A bill signed last year by former U.S. President Donald Trump gave USFWS until the end of 2021 to assess the impact a West Coast sea otter reintroduction might have on the region.
The 18-page letter, however, says stakeholders have had little to do with the assessment. It outlines concerns that voracious sea otter populations could gobble up lucrative Dungeness crab stocks as well as sea urchins, clams, and other bivalves.
“Sea otters are considered a keystone species, one that has large-scale ecosystem effects disproportionate to their individual size and abundance. They do not store fat, so their metabolic requirements are such that they must continually forage, and populations of otters exist in a perpetual state of density-dependent resource limitation. Individual adult otters eat 15 to 25 pounds of food every day, and they are capable of opportunistically shifting prey choices,” the letter reads.
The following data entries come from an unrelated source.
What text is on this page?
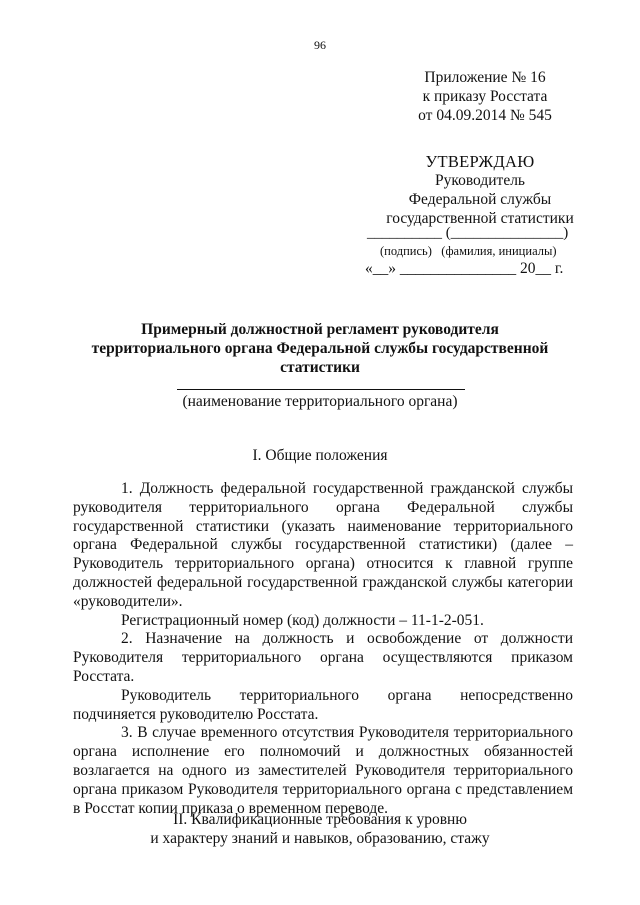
96
Приложение № 16
к приказу Росстата
от 04.09.2014 № 545
УТВЕРЖДАЮ
Руководитель
Федеральной службы
государственной статистики
__________ (_______________)
(подпись) (фамилия, инициалы)
«__» _______________ 20__ г.
Примерный должностной регламент руководителя
территориального органа Федеральной службы государственной
статистики
(наименование территориального органа)
I. Общие положения

1. Должность федеральной государственной гражданской службы руководителя территориального органа Федеральной службы государственной статистики (указать наименование территориального органа Федеральной службы государственной статистики) (далее – Руководитель территориального органа) относится к главной группе должностей федеральной государственной гражданской службы категории «руководители».

Регистрационный номер (код) должности – 11-1-2-051.

2. Назначение на должность и освобождение от должности Руководителя территориального органа осуществляются приказом Росстата.

Руководитель территориального органа непосредственно подчиняется руководителю Росстата.

3. В случае временного отсутствия Руководителя территориального органа исполнение его полномочий и должностных обязанностей возлагается на одного из заместителей Руководителя территориального органа приказом Руководителя территориального органа с представлением в Росстат копии приказа о временном переводе.

II. Квалификационные требования к уровню
и характеру знаний и навыков, образованию, стажу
Lori Steele, the executive director of the West Coast Seafood Processors Association and one of the letter’s undersigners, questioned whether interested parties will get to take part in the process as time runs out on the study.
“This study needs to be completed in the next four months. Will affected stakeholders and the public have time to provide input and review the study before it’s finalized? Likely not. Still, it will require significant effort on behalf of the Fish and Wildlife Service to address the important details. Our letter outlines some of those details,” Steele said.
The letter points out that sea otters are protected by the Marine Mammal Protection Act (MMPA) and listed as threatened under the Endangered Species Act in both California and Southeast Alaska. Protections under these acts would render population management “virtually impossible to achieve,” while potentially limiting activities like port renovations in areas where sea otters are living.
The letter requests that USFWS take Alaska as a case study. The state is home to around 90 percent of the world’s sea otters.
“The negative impacts from sea otter reintroduction on commercial, charter, recreational, and private and Native subsistence uses of marine resources in Alaska are such that local communities and the entire state are demanding the federal government address the growing conflicts,” the letter reads.
In Southeast Alaska, sea otter populations have ballooned to 25,000 from the 400 reintroduced to the region in the 1960s, and researchers have found they are negatively affecting the Dungeness crab fishery there, as well as other shellfish fisheries.